Oh, your mention of boundary-pushing book events reminds me of one of the occasions we were all at Hay together, with Barroux, and Emma was staying at my place – a weekend that involved a trip to A&E and the closest Emma and I ever came to having an actual proper argument, but that’s for another time, perhaps…
Phoenix Yard Books did so many ambitious things under Emma’s leadership, but those golden years ended in spring 2015. Of course, much of PYB’s most obvious legacy is in things: in books and artwork (it’s how as a reader I discovered Barroux’s books, and Glenda Millard’s, too); but it’s also in relationships, and people, and changes to old mind-sets. Speaking for myself, the freedoms she allowed me in that first book we shared, the way of working from the pictures, taught me something fundamental and – perhaps more importantly – was the start of a kind of permission I’ve given myself in my work ever since. (I have a book coming out soon, whose translation has an audacity totally inherited from that first one.)
Yes, ‘freedom’ and Emma were synonymous for me, too – she led by example, combining exceptional hard graft with free spiritedness.
But for all Phoenix Yard’s good years, I’m sure you remember how difficult things became towards the end. I know, though, that you stayed in touch with her in the years after. She continued to champion translation, and children’s books, and indeed children, in so many different ways.

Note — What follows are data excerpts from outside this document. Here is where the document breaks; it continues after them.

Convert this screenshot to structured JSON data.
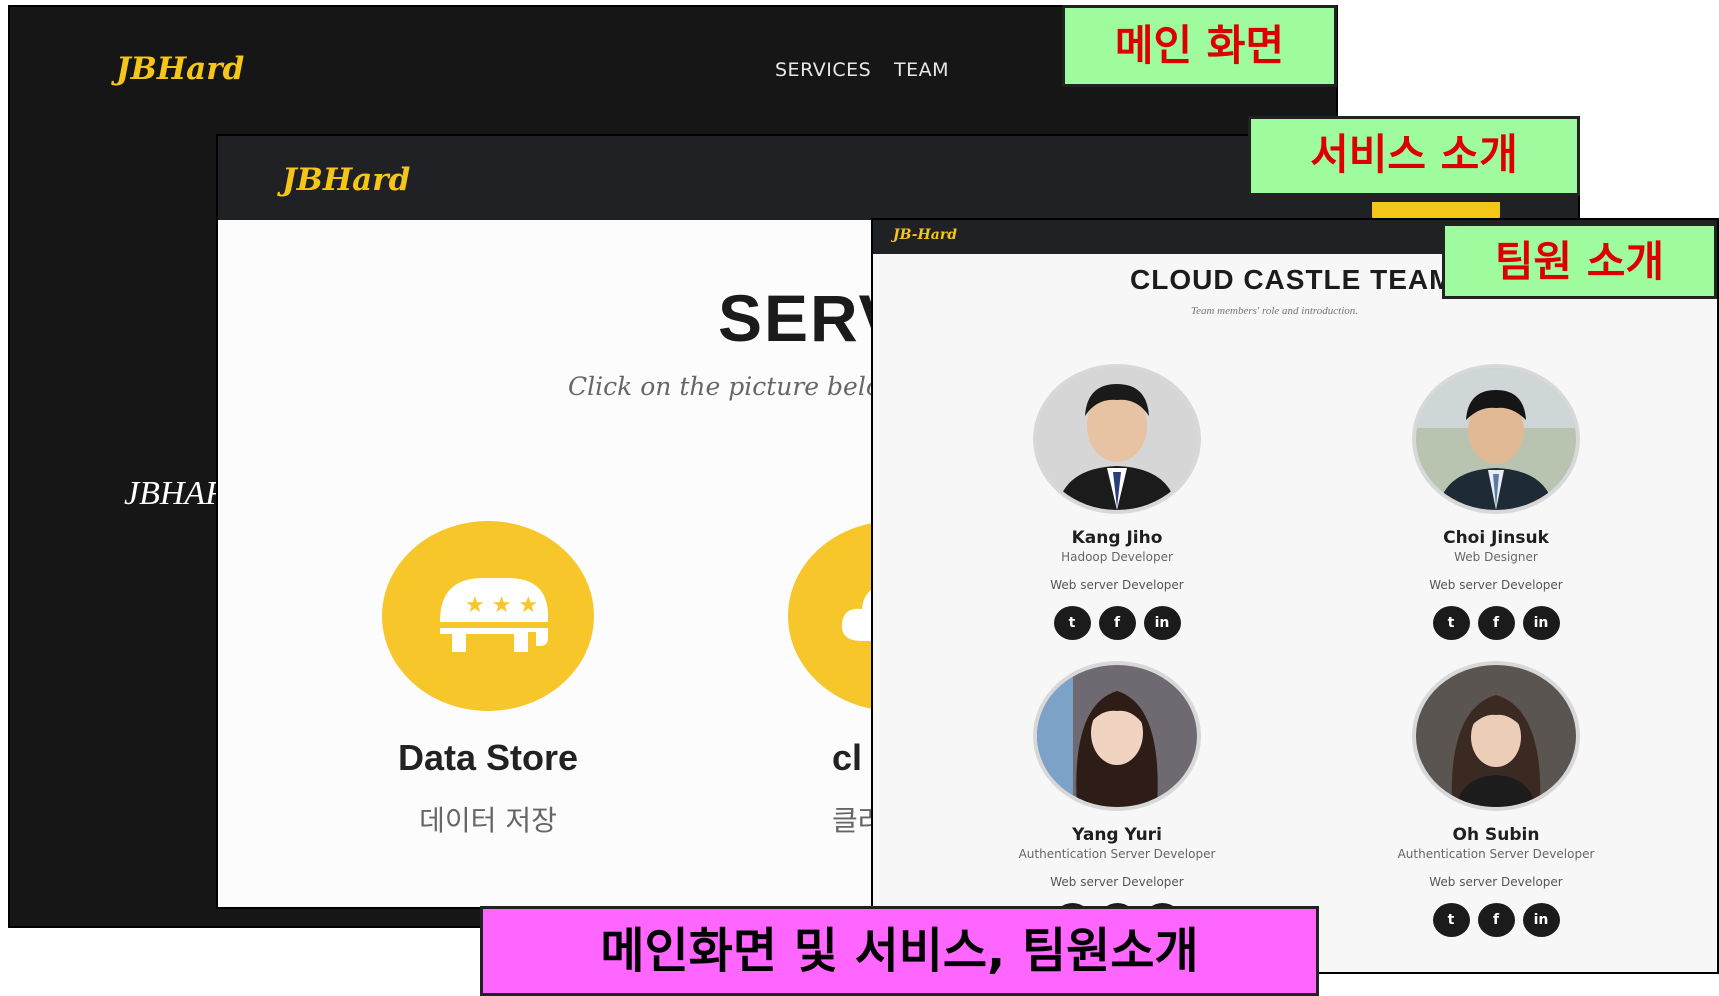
{
  "main_screen": {
    "logo": "JBHard",
    "nav": [
      "SERVICES",
      "TEAM"
    ],
    "hero_text": "JBHAR"
  },
  "services": {
    "logo": "JBHard",
    "title": "SERV",
    "subtitle": "Click on the picture belo",
    "items": [
      {
        "name": "Data Store",
        "desc": "데이터 저장",
        "icon": "elephant-icon"
      },
      {
        "name": "cl",
        "desc": "클라",
        "icon": "cloud-icon"
      }
    ]
  },
  "team": {
    "logo": "JB-Hard",
    "title": "CLOUD CASTLE TEAM",
    "subtitle": "Team members' role and introduction.",
    "members": [
      {
        "name": "Kang Jiho",
        "role": "Hadoop Developer",
        "dev": "Web server Developer"
      },
      {
        "name": "Choi Jinsuk",
        "role": "Web Designer",
        "dev": "Web server Developer"
      },
      {
        "name": "Yang Yuri",
        "role": "Authentication Server Developer",
        "dev": "Web server Developer"
      },
      {
        "name": "Oh Subin",
        "role": "Authentication Server Developer",
        "dev": "Web server Developer"
      }
    ],
    "social_icons": [
      "twitter-icon",
      "facebook-icon",
      "linkedin-icon"
    ]
  },
  "labels": {
    "main": "메인 화면",
    "services": "서비스 소개",
    "team": "팀원 소개",
    "summary": "메인화면 및 서비스, 팀원소개"
  },
  "colors": {
    "accent": "#f7c62b",
    "label_green": "#9efc9e",
    "label_text_red": "#dd0000",
    "summary_magenta": "#ff66ff",
    "dark_bar": "#202124"
  }
}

Emma lived so many lives that I still can’t grasp she was only thirty-seven when we lost her. From promoting literature in translation at Arts Council England, including leading on BookTrust’s In Other Words initiative (where all three of us served on the judging panel); to her politically and socially engaged work at the Children’s Society; to her personal passions including travel-writing and fundraising in Malawi (despite catching malaria, badly).

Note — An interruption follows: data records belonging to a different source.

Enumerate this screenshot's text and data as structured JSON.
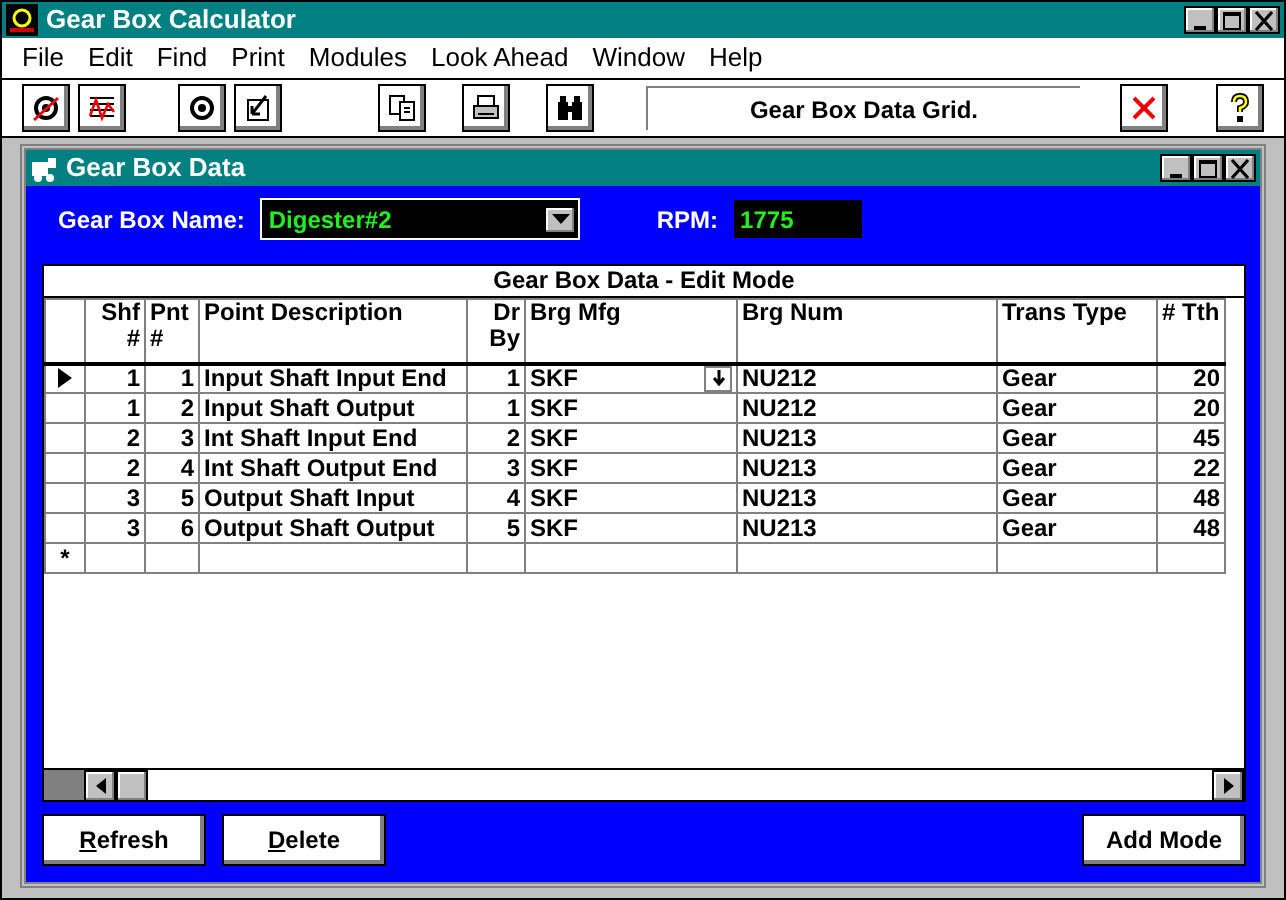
{
  "app": {
    "title": "Gear Box Calculator"
  },
  "menu": [
    "File",
    "Edit",
    "Find",
    "Print",
    "Modules",
    "Look Ahead",
    "Window",
    "Help"
  ],
  "toolbar": {
    "status_text": "Gear Box Data Grid."
  },
  "child_window": {
    "title": "Gear Box Data"
  },
  "gear_box_name": {
    "label": "Gear Box Name:",
    "value": "Digester#2"
  },
  "rpm": {
    "label": "RPM:",
    "value": "1775"
  },
  "grid": {
    "title": "Gear Box Data - Edit Mode",
    "columns": [
      "Shf #",
      "Pnt #",
      "Point Description",
      "Dr By",
      "Brg Mfg",
      "Brg Num",
      "Trans Type",
      "# Tth"
    ],
    "rows": [
      {
        "selected": true,
        "cells": [
          "1",
          "1",
          "Input Shaft Input End",
          "1",
          "SKF",
          "NU212",
          "Gear",
          "20"
        ]
      },
      {
        "selected": false,
        "cells": [
          "1",
          "2",
          "Input Shaft Output",
          "1",
          "SKF",
          "NU212",
          "Gear",
          "20"
        ]
      },
      {
        "selected": false,
        "cells": [
          "2",
          "3",
          "Int Shaft Input End",
          "2",
          "SKF",
          "NU213",
          "Gear",
          "45"
        ]
      },
      {
        "selected": false,
        "cells": [
          "2",
          "4",
          "Int Shaft Output End",
          "3",
          "SKF",
          "NU213",
          "Gear",
          "22"
        ]
      },
      {
        "selected": false,
        "cells": [
          "3",
          "5",
          "Output Shaft Input",
          "4",
          "SKF",
          "NU213",
          "Gear",
          "48"
        ]
      },
      {
        "selected": false,
        "cells": [
          "3",
          "6",
          "Output Shaft Output",
          "5",
          "SKF",
          "NU213",
          "Gear",
          "48"
        ]
      }
    ],
    "new_row_marker": "*"
  },
  "buttons_left": [
    {
      "label": "Refresh",
      "mnemonic": true
    },
    {
      "label": "Delete",
      "mnemonic": true
    }
  ],
  "buttons_right": [
    {
      "label": "Add Mode",
      "mnemonic": false
    }
  ]
}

And finally to New Zealand, a year ago, as an advisor to the Ministry of Social Development. Which reminds me – have I ever told you this? As Emma began to contemplate leaving PYB, she and I met for a cup of tea at the British Library. She talked about the pressures she was under, having also just completed a Master’s, the toll it was taking working round the clock and having no kind of freedom. I said, “Well, it does sound like a ridiculous way to run a life.” She thought this was funny, but it stuck. And in the years that followed, that phrase kept returning – if one of us complained about having too much work and no time for ourselves, the other might say, ‘it’s a ridiculous way to run a life, you know’. Or sometimes just ‘Well, you know what they say…’ It only occurred to me the other day that since moving to New Zealand, she never once wrote those words to me. It proved to be her last year, but what a happy one it was.